Wyobraźmy sobie sytuację na lotnisku w Dubaju, w której do stanowiska odprawy ustawiają się dziesiątki Filipińczyków z tobołkami większymi niż oni sami. Tymi bagażami nadawanymi były kartony od telewizorów w ilości co najmniej kilku na osobę. Co było w środku? Nie wiem i chyba nadal nie mam ochoty się dowiedzieć. Z tego co zauważyłem to na cały lot niechlubną linią Cebu Pacific przypadało tylko 5 pasażerów o białym odcieniu skóry. Policzyć było łatwo, bo każdy turysta po prostu wystawał z tłumu Filipińczyków, którzy średnio byli dwie głowy niżsi ode mnie. Dopiero później dotarło do mnie, że dla nich Emiraty Arabskie to kierunek typowo emigracyjny i większość z nich wracała do domu. Zapewne ciekawiło ich co tych dwóch białych gości z plecakami kombinuje lecąc do Manili. A na pewno wyjaśniłoby to ich ciągłe spojrzenia w naszym kierunku. Moim pierwszym wrażeniem odnośnie Filipińczyków, było to, że czułem się przez nich nieustannie obserwowany. Nie mam na myśli wrogich spojrzeń, gdyż zdecydowana większość się do nas uśmiechała i wyrażała szczere zainteresowanie. Może więc mieszkańcy wysp pacyficznych to ludzie ciekawscy?

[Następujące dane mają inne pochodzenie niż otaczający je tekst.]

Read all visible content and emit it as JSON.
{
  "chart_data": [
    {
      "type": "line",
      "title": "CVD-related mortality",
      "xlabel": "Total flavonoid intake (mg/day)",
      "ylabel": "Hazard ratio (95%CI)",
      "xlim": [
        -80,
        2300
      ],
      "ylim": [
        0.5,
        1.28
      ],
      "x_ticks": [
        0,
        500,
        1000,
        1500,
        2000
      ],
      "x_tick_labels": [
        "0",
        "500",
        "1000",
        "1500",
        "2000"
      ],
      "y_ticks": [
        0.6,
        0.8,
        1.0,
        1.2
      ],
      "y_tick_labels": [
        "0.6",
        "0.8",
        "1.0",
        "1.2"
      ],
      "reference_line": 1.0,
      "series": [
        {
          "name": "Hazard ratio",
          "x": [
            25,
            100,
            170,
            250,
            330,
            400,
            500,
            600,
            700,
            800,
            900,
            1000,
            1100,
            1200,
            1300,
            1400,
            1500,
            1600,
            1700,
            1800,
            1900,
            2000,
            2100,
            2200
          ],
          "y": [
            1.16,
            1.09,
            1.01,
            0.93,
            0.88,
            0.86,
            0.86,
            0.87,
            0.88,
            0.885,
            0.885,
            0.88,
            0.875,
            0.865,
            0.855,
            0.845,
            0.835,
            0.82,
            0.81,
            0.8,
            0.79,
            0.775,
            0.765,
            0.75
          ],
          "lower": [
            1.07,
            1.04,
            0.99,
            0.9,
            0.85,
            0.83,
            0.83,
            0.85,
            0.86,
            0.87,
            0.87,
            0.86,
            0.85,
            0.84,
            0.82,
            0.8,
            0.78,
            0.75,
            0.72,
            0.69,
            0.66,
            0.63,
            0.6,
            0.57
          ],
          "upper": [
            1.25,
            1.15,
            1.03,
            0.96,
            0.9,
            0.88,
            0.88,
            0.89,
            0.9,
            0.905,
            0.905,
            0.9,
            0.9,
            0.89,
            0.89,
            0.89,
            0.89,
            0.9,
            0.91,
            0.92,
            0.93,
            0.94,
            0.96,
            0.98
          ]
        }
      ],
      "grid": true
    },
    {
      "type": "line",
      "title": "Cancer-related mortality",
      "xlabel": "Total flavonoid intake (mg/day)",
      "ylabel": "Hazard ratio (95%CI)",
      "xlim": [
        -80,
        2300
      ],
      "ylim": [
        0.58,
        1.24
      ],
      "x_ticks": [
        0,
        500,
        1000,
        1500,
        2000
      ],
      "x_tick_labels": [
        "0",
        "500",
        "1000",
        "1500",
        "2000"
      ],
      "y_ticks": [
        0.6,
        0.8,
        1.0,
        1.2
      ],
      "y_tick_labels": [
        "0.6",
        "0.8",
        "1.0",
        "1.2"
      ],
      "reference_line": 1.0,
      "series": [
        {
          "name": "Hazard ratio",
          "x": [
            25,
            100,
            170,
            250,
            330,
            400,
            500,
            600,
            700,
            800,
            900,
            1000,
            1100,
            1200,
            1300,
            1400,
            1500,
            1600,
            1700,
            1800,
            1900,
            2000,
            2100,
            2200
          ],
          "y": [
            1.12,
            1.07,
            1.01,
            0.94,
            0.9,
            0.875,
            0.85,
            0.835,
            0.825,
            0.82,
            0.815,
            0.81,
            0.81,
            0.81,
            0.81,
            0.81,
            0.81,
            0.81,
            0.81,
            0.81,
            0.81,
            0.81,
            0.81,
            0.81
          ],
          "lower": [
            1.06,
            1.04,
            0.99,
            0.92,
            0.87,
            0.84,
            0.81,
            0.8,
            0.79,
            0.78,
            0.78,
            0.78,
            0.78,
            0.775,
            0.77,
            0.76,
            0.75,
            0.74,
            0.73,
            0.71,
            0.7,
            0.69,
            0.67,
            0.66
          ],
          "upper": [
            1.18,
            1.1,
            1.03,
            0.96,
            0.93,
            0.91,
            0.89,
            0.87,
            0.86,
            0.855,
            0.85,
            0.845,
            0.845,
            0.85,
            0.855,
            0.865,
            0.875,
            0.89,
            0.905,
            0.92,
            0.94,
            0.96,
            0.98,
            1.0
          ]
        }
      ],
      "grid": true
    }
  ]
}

Przelot linią Cebu Pacific określiłbym jako inny wymiar podróżowania. Inne było niemalże wszystko a na pewno wymiary siedzeń czy przestrzeń na nogi. Komfort? Proporcjonalny do ceny, którą zapłaciłem za bilet, więc łatwo wywnioskować, że Krzysztof się nie wykosztował. Opisuję ten sympatyczny epizod najszybciej i najbardziej szczegółowo jak tylko mogę, ponieważ mam w planie wymazać to doświadczenie z mojej pamięci a przynajmniej nigdy do niego nie wracać. W pakiecie nie dostajemy posiłku, więc należało go dodatkowo zamówić. Było przeciętnie, tylko wtedy nie wiedziałem jeszcze, że jeśli chodzi o kulinaria Filipińskie to może być tylko gorzej.
Jak wyglądało wylądowanie w Manili – stolicy Filipin
W Manili znajduje się największe międzynarodowe lotnisko na Filipinach, więc to właśnie tam dolatują wszyscy turyści chcący zwiedzić ten egzotyczny kraj. Poźniej z rozmów z ludzmi dowiedziałem się, że większość turystów organzuje loty w taki sposób aby nie spędzać przypadkiem nocy w Manili. Niestety ja byłem na tyle głupi, że zaplanowałem spędzić tam aż dwie noce. Było to zdecydowanie o dwie noce za długo.
Po wejściu na teren lotniska od razu uderza w oczy kiepski stan wszystkiego na co spojrzymy. Jeżeli ktoś ma ochotę przypomnieć sobie wygląd starych i rozpadających się dworców PKP, to lotnisko w Manili jest idealnym miejscem. Na całe szczęście odprawa paszportowa poszła sprawnie i już mogliśmy ruszać przed siebie.
Zakup karty SIM z internetem na Filipinach
Pokręciłem się 5 sekund po lotnisku i już zostałem złapany przez naganiaczy oferujących pakiety internetowe dla turystów. Usługa wygląda w ten sposób, że oddajemy przemiłej Pani telefon i po chwili dostajemy go spowrotem już z włączonym internetem. Demon prędkości to to nie był ale z drugiej strony bez internetu to jak bez ręki.

Największym lotniskowym zaskoczeniem były wszystkie amerykańskie sieci restauracyjne otwarte jedna przy drugiej. Mimo głębokich poszukiwań nie znaleźliśmy nic co można byłoby określić mianem kuchni azjatyckiej. Nie wiem z czego to wynika ale prawda jest taka, że najwięcej ludzi i tak było w McDonaldzie. Dopiero po kilku dniach spędzonych na wyspach, zorientowałem, że globalizacja dotarła i tam. Zasadniczo Filipiny były kiedyś pod butem Ameryki więc ciężko stwierdzić czy ta moda tam przychodzi, czy sytuacja wygląda tak od dłuższego czasu. Przynajmniej jeśli chodzi o dzielnice biznesową Manili, w której się zatrzymaliśmy to tam sytuacja wyglądała tak, że Starbucks czaił się co drugą przecznicę. Ale Manila to oddzielny byt i reszta miejsc na Filipinach wyglądała zupełnie inaczej… Naprawdę!